The Centers for Medicare & Medicaid Services (CMS) Comprehensive Care for Joint Replacement (CJR) model, which first went into effect on April 1, 2016, requires hospitals within 67 geographic regions (known as metropolitan statistical areas, or MSAs) to bundle payments for lower extremity joint replacement (LEJR) procedures. Because data must be submitted from July 1 to Aug. 31, 2016, the 794 hospitals in areas designated as MSAs should be conscious of the steps they will take to qualify.
With the CJR, hospitals are given a composite quality score based on the performance and improvement of two required quality measures. These quality measures are incredibly significant to hospitals, as their composite score determines if CMS offers extra money or asks for repayment at the end of the year. A lesser-known method for adding points to your CJR composite score is to submit voluntary patient-reported outcomes (PROs), which is an area where the American Joint Replacement Registry (AJRR) can provide assistance.
Obtaining "bonus points"
The CJR is a 5-year model aimed at improving quality of care and cost efficiency in hip and knee procedures. It will be changing its data submission periods and requirements annually. AJRR—which collects hip and knee replacement data from hospitals, private practice groups, and ambulatory surgery centers, and presents the information in reports—collects all of CMS' voluntary PRO measures. Hospitals have the choice of submitting either the Veterans Rand 12 (VR-12) or Patient Reported Outcomes Measurement Information System (PROMIS) 10-Global, or either the Hip Disability and Osteoarthritis Outcomes Survey (HOOS) and Knee Injury and Osteoarthritis Outcome Score (KOOS), JR., or the HOOS and KOOS subscales.

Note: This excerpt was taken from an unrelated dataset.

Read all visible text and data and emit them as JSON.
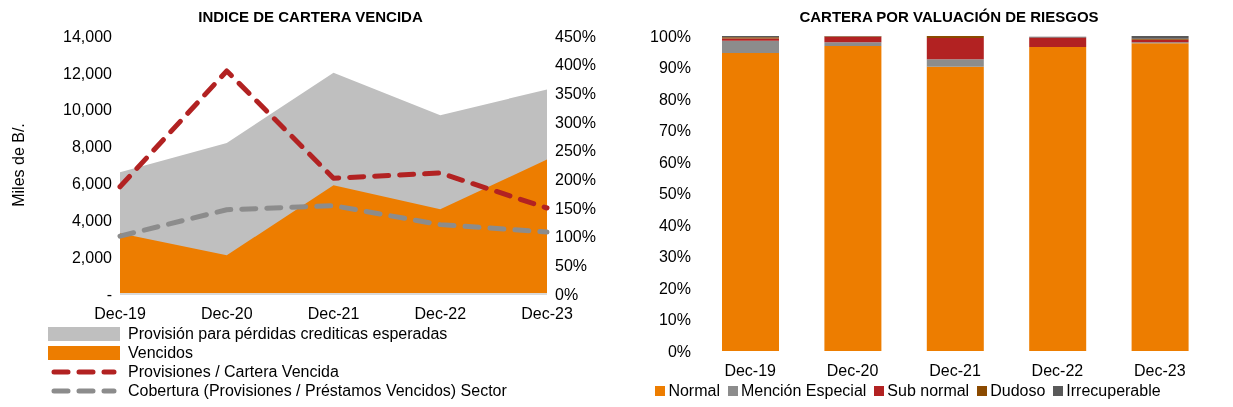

Currently, CMS is testing out this preliminary PRO Performance Measures (PRO-PM) submission, and is offering two bonus points to hospitals that meet the requirements. Since it is the first year of the model, CJR is showing more leniency. To qualify in 2016, hospitals have to submit data on at least 50 percent or 50 hip and knee procedures, whichever comes first. This procedure volume is much lower than in the second year of CJR, which will require data to be submitted on at least 60 percent or 75 procedures. In the third year, 70 percent or 100 eligible procedures must be reported, while in years 4 and 5, CJR will require data on at least 80 percent or 200 eligible procedures.
Note that only preoperative and risk variable data between July 1 and Aug. 31 are required in the first year, with a submission deadline of October 31, 2016. Hospitals that submit PRO data now can boost their composite scores, as the rules only ask for a portion of what will later be expected. CMS plans to make PRO data submission mandatory before or during the CJR's third year.
"The AJRR strongly urges hospitals to begin the collection of PROs," said Daniel J. Berry, MD, chair of the AJRR board of directors. "Our platform provides options when it comes to the measures hospitals can submit, so registry participants are not limited by the PROs they collect.
"Whether a hospital has a long-standing PRO process or started collecting last week, we have an excellent solution that will assist in meeting the number of procedures required by the CJR," continued Dr. Berry. "If a hospital hasn't begun collecting yet, it may not be able to qualify for extra money this year. However, it will be ready for next year, which will still provide a sizable reward and is easier than if a hospital were to wait any longer."
Other benefits of collecting PROs
Another perk of starting to collect and submit PROs is the edge that PROs give physicians in a clinical setting. PROs can be valuable tools for helping physicians and patients understand a patient's health status, navigate the decision-making process for patient care, and evaluate the effectiveness of quality improvement initiatives. Furthermore, PRO data may help hospitals quantify their value. AJRR provides participants with PRO benchmarks to compare their results at the national level. Knowing how surgeons compare to other surgeons within their hospital—as well as with surgeons nationwide—is helpful. Additionally, hospitals can use that data to publicly report their own results. Having access to data from a robust national registry can enable hospitals to make informed decisions based on clinical facts and figures.
CMS is working toward making PRO-PM data submission mandatory in a couple of years. Although AJRR's Level II patient risk, comorbidity, and complications data capability will be released at a later date, the AJRR Level III PRO platform already satisfies the CJR PRO submission category. Hospitals may find that PRO-PM data will be useful this year if their other quality measure scores are not high enough to receive reconciliation payment.
"We go out of our way to offer helpful resources like our PRO platform because we recognize the importance of quality initiatives, such as the CJR," asserted Dr. Berry. "CMS, AJRR, and [hospitals that participate in AJRR] all have the same goal: to improve patient care. The AJRR will continue to be relevant in the world of federal quality initiatives and adapt to the ever-changing needs of our participants."